No cenário estimulado para presidente, Lula aparece com 57,5%. Flávio Bolsonaro tem 19%. Renan Santos registra 1,5%. Ronaldo Caiado e Augusto Cury aparecem com 0,5% cada. Romeu Zema e Joaquim Barbosa têm 0,25% cada. Nenhum soma 5%, e 15,5% não opinaram.
Esse número interessa diretamente à disputa pelo Governo de Alagoas.
Renan Filho já colocou Lula no centro da sua pré-campanha. Não é movimento novo. Ele sempre esteve no campo do presidente. Mas, agora, a expectativa é que Lula entre de forma mais direta na campanha, tanto na propaganda eleitoral quanto em atos presenciais no Estado.
E isso pode fazer diferença. A Falpe mostra Renan Filho e JHC empatados em 40% no cenário estimulado para o governo. Num quadro desse tamanho, qualquer deslocamento de dois ou três pontos pode alterar a narrativa da eleição.
A força de Lula em Alagoas pode dar a Renan Filho um ativo político importante.
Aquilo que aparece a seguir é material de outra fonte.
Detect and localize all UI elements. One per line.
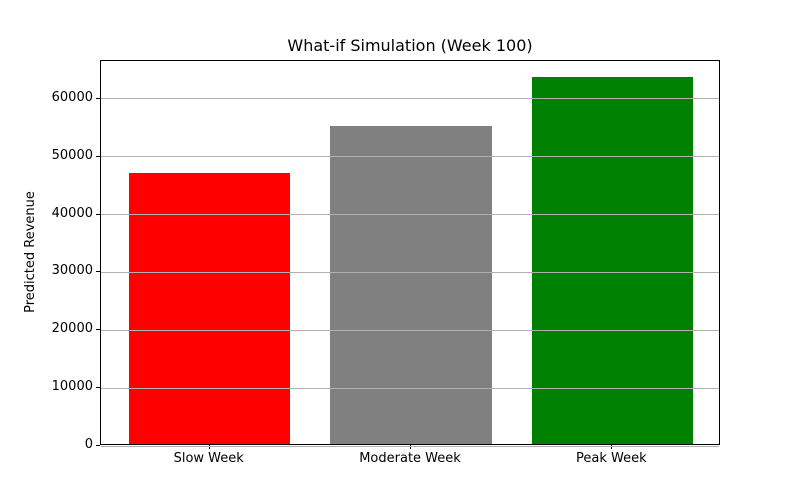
y-tick-label-20000: 20000 xyxy=(51,321,93,337)
gridline-0 xyxy=(101,445,719,447)
y-tick-20000 xyxy=(96,329,100,331)
x-tick-label-moderate-week: Moderate Week xyxy=(359,451,461,466)
y-tick-60000 xyxy=(96,97,100,99)
y-tick-label-30000: 30000 xyxy=(51,263,93,279)
y-tick-label-40000: 40000 xyxy=(51,205,93,221)
y-tick-40000 xyxy=(96,213,100,215)
plot-area xyxy=(100,60,720,447)
x-tick-moderate-week xyxy=(410,445,411,449)
gridline-20000 xyxy=(101,329,719,331)
bar-slow-week xyxy=(129,172,291,444)
x-tick-label-peak-week: Peak Week xyxy=(575,451,647,466)
gridline-30000 xyxy=(101,271,719,273)
y-tick-0 xyxy=(96,445,100,446)
x-tick-peak-week xyxy=(611,445,613,449)
y-tick-10000 xyxy=(96,387,100,389)
gridline-10000 xyxy=(101,387,719,389)
bar-moderate-week xyxy=(330,125,492,444)
y-tick-30000 xyxy=(96,271,100,273)
gridline-50000 xyxy=(101,156,719,158)
y-tick-label-10000: 10000 xyxy=(51,379,93,395)
bar-peak-week xyxy=(531,77,693,444)
gridline-60000 xyxy=(101,98,719,100)
y-tick-label-50000: 50000 xyxy=(51,147,93,163)
x-tick-label-slow-week: Slow Week xyxy=(173,451,244,466)
chart-title: What-if Simulation (Week 100) xyxy=(287,36,533,55)
gridline-40000 xyxy=(101,214,719,216)
y-tick-50000 xyxy=(96,155,100,157)
y-tick-label-0: 0 xyxy=(84,437,93,452)
y-tick-label-60000: 60000 xyxy=(51,89,93,105)
x-tick-slow-week xyxy=(208,445,210,449)
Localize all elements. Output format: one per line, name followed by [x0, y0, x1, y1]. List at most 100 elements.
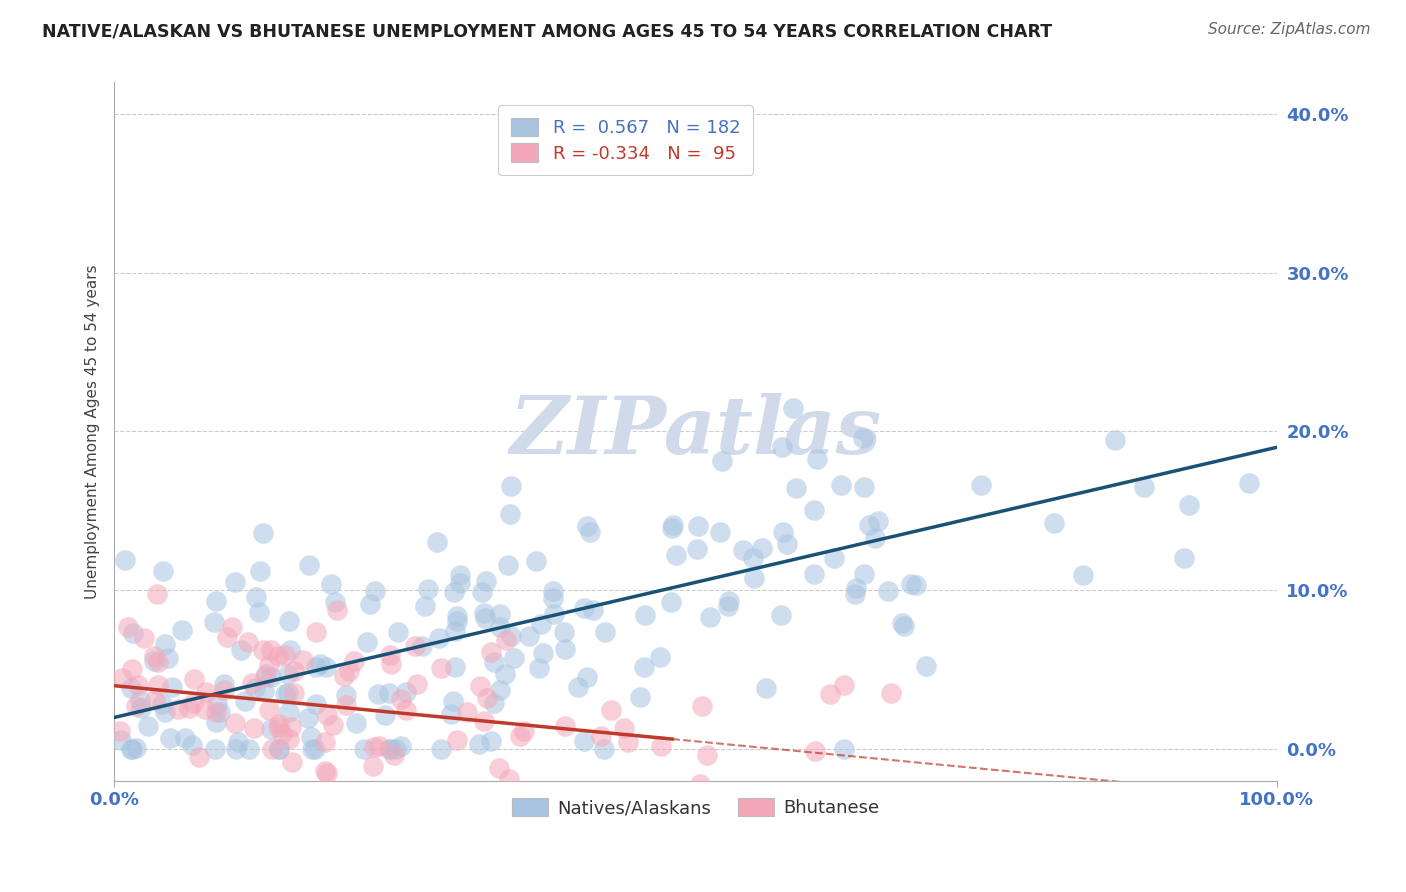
Point [110, 724, 132, 739]
Point [613, 721, 636, 735]
Point [1071, 568, 1094, 582]
Point [449, 576, 471, 591]
Point [501, 479, 523, 493]
Point [785, 481, 807, 495]
Point [628, 690, 651, 705]
Point [374, 708, 396, 723]
Point [238, 742, 260, 756]
Point [686, 519, 709, 533]
Point [543, 584, 565, 599]
Point [498, 558, 520, 573]
Point [699, 610, 721, 624]
Point [274, 648, 297, 663]
Point [818, 687, 841, 701]
Text: NATIVE/ALASKAN VS BHUTANESE UNEMPLOYMENT AMONG AGES 45 TO 54 YEARS CORRELATION C: NATIVE/ALASKAN VS BHUTANESE UNEMPLOYMENT… [42, 22, 1052, 40]
Point [387, 625, 409, 640]
Point [1104, 433, 1126, 447]
Point [441, 694, 464, 708]
Point [498, 772, 520, 787]
Point [617, 734, 640, 748]
Point [322, 717, 344, 731]
Point [353, 742, 375, 756]
Point [405, 677, 427, 691]
Point [742, 551, 765, 566]
Point [150, 697, 173, 711]
Point [475, 574, 498, 588]
Point [430, 661, 453, 675]
Point [363, 583, 385, 598]
Point [446, 733, 468, 747]
Point [633, 660, 655, 674]
Point [319, 576, 342, 591]
Point [283, 665, 305, 679]
Point [600, 703, 623, 717]
Point [260, 670, 283, 684]
Point [426, 535, 449, 549]
Point [830, 477, 852, 491]
Point [291, 652, 314, 666]
Point [315, 660, 337, 674]
Point [449, 568, 471, 582]
Point [696, 748, 718, 763]
Point [443, 585, 465, 599]
Point [153, 705, 176, 719]
Point [247, 605, 270, 619]
Point [170, 624, 193, 638]
Point [221, 620, 243, 634]
Point [183, 672, 205, 686]
Point [195, 684, 218, 698]
Point [143, 654, 166, 668]
Point [240, 676, 263, 690]
Point [479, 645, 502, 659]
Point [446, 608, 468, 623]
Point [367, 687, 389, 701]
Point [394, 703, 416, 717]
Point [806, 452, 828, 467]
Point [253, 683, 276, 698]
Point [280, 755, 302, 769]
Point [323, 595, 346, 609]
Point [389, 739, 412, 753]
Point [482, 696, 505, 710]
Point [326, 603, 349, 617]
Point [260, 742, 283, 756]
Point [619, 793, 641, 807]
Point [488, 762, 510, 776]
Point [162, 681, 184, 695]
Point [363, 740, 385, 755]
Point [893, 619, 915, 633]
Point [853, 567, 876, 582]
Point [853, 479, 876, 493]
Point [592, 742, 614, 756]
Point [775, 537, 797, 551]
Point [495, 633, 517, 648]
Point [225, 741, 247, 756]
Point [489, 683, 512, 698]
Point [193, 702, 215, 716]
Point [114, 553, 136, 567]
Point [742, 571, 765, 585]
Point [208, 706, 231, 720]
Point [148, 655, 170, 669]
Point [879, 686, 901, 700]
Point [479, 734, 502, 748]
Point [212, 683, 235, 698]
Point [863, 531, 886, 545]
Point [254, 667, 277, 681]
Point [803, 744, 825, 758]
Point [277, 731, 299, 746]
Point [690, 699, 713, 714]
Point [866, 514, 889, 528]
Point [121, 663, 143, 677]
Point [593, 625, 616, 640]
Point [257, 703, 280, 717]
Point [832, 678, 855, 692]
Point [204, 742, 226, 756]
Point [236, 634, 259, 648]
Point [429, 742, 451, 756]
Point [212, 677, 235, 691]
Point [475, 691, 498, 706]
Point [567, 680, 589, 694]
Point [782, 401, 804, 415]
Point [121, 742, 143, 756]
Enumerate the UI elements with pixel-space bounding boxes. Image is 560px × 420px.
JHC tenta se apresentar como alternativa de gestão, com base forte em Maceió e discurso de oposição ao grupo dos Calheiros. Mas carrega um desafio: explicar ao eleitorado lulista, majoritário no Estado, qual é o seu palanque nacional.
Até agora, JHC tem evitado uma definição mais clara nesse campo. Já se movimentou no campo da direita, deixou o PL, foi para o PSDB e mantém alianças variadas. Mas a campanha nacional deve cobrar posição. Renan Filho não tem esse problema. Seu palanque é Lula.
O efeito Lula
O impacto de Lula pode aparecer de várias formas. Na propaganda, com pedido direto de voto para Renan Filho. Nos atos presenciais, especialmente em Maceió e no interior. E na associação da candidatura estadual com programas federais, obras, investimentos e transferência de renda.
Para Renan Filho, o efeito mais importante pode estar justamente onde ele mais precisa crescer: Maceió e região metropolitana.
As pesquisas mostram JHC mais forte na capital. Renan Filho, por sua vez, tem melhor desempenho no interior. Se Lula ajudar Renan Filho a reduzir a vantagem de JHC em Maceió, a eleição pode mudar de patamar.
Para JHC, o movimento inverso é mais difícil. Ele precisa crescer no interior, onde Renan Filho aparece com mais musculatura política, presença municipal e ligação com o governo estadual. É por isso que a presença de Lula pode ajudar a definir a eleição em Alagoas. Numa disputa empatada, o presidente pode virar fator de desempate.
Isso não significa que Lula eleja Renan Filho sozinho. Eleição estadual tem dinâmica própria, palanques locais, prefeitos, deputados, vereadores, rejeições e alianças. Mas ignorar o peso de Lula em Alagoas seria erro de leitura. A Falpe mostra um presidente forte no Estado e uma disputa estadual empatada. Esse é o ponto.
Se Lula entrar de corpo na campanha, Renan Filho ganha uma arma poderosa para tentar romper o empate. E JHC terá de decidir se continua no muro nacional ou se assume, de vez, o palanque que pretende carregar.
As pesquisas
Realizado entre os dias 12 e 20 de julho de 2026, com 5 mil pessoas, o novo levantamento do Instituto Falpe confirma o cenário de disputa acirrada para o Governo e o Senado em Alagoas.
A pesquisa para os cargos de governador e senador está registrada no Tribunal Superior Eleitoral (TSE) sob o número AL-08123/2026. Para presidente, o registro é BR-01239/2026.
O levantamento foi feito por meio de entrevistas domiciliares, em zonas urbana e rural dos municípios alagoanos. A margem de erro é de 1,38 ponto percentual, para mais ou para menos, com intervalo de confiança de 95%.
A amostra foi dividida por gênero e idade, com 5 mil entrevistas distribuídas em 102 regiões do Estado, segundo o relatório do instituto.